Abstract: "Multi-armed bandits" were introduced as a new direction in the then-nascent field of sequential analysis, developed during World War II in response to the need for more efficient testing of anti-aircraft gunnery, and later as a concrete application of dynamic programming and optimal control of Markov decision processes. A comprehensive theory that unified both directions emerged in the 1980s, providing important insights and algorithms for diverse applications in many science, technology, engineering and mathematics fields.
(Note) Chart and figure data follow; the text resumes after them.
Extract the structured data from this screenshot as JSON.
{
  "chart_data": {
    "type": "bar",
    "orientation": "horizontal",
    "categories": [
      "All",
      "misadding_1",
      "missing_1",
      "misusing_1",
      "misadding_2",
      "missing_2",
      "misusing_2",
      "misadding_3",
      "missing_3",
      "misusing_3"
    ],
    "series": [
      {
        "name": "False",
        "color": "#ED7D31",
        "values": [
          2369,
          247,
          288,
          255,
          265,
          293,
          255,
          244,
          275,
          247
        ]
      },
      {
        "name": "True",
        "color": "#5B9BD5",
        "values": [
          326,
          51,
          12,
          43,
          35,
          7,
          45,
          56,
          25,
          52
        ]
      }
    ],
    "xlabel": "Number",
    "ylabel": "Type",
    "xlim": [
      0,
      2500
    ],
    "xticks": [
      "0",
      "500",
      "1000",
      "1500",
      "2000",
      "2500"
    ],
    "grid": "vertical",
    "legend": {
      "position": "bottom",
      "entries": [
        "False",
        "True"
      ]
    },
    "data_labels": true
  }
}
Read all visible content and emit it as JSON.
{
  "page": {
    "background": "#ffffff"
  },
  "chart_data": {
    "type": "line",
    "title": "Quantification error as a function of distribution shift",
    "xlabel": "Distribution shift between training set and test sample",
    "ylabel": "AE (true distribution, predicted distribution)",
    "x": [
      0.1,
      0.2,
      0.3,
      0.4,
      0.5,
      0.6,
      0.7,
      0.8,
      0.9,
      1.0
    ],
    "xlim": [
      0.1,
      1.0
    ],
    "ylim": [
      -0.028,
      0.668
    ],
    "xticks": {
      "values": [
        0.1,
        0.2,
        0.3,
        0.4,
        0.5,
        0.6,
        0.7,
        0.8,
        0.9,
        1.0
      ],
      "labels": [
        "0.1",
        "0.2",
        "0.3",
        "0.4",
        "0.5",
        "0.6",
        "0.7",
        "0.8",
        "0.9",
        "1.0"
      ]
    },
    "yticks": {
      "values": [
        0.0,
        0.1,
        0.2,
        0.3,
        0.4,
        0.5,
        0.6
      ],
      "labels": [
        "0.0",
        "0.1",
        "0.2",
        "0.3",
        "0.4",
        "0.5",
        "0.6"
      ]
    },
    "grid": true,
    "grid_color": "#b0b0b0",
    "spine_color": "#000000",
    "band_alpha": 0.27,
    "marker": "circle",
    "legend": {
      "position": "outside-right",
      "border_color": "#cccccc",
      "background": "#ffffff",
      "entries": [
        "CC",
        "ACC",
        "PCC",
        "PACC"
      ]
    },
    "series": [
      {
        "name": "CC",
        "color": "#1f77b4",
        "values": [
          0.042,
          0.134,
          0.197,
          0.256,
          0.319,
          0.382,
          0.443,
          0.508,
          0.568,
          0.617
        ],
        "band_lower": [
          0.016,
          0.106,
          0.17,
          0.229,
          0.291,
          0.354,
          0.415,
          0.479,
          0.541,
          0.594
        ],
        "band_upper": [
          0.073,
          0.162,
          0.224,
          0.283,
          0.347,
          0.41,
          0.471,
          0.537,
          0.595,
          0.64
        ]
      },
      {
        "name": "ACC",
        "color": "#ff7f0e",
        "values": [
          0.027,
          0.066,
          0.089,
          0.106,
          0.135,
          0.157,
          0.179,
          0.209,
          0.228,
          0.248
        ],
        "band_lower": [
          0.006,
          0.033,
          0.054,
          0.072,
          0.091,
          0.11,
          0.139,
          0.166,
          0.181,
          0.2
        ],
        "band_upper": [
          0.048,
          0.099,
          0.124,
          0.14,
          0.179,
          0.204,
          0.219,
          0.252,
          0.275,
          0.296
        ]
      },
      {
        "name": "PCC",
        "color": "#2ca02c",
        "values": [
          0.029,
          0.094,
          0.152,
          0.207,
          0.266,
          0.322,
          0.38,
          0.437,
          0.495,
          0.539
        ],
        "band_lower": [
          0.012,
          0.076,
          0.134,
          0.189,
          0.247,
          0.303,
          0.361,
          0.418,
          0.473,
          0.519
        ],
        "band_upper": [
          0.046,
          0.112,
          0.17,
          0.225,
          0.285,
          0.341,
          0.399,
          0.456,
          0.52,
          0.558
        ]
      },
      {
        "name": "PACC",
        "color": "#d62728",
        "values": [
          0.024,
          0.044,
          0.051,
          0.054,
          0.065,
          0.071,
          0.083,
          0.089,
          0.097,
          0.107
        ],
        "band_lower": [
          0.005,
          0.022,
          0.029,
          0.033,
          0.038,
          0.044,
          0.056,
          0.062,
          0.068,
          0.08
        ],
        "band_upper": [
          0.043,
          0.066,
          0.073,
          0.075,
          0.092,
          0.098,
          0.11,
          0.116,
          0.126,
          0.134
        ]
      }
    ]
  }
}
The turn of the millennium marked the onset of a "personalization revolution," from personalized medicine and online personalized advertising and recommender systems (e.g. Netflix's recommendations for movies and TV shows, Amazon's recommendations for products to purchase, and Microsoft's Matchbox recommender). This has required an extension of classical bandit theory to nonparametric contextual bandits, where "contextual" refers to the incorporation of personal information as covariates. Such theory is developed herein, together with illustrative applications, statistical models, and computational tools for its implementation.

Key words and phrases: Contextual multi-armed bandits, ϵ-greedy randomization, personalized medicine, recommender system, reinforcement learning.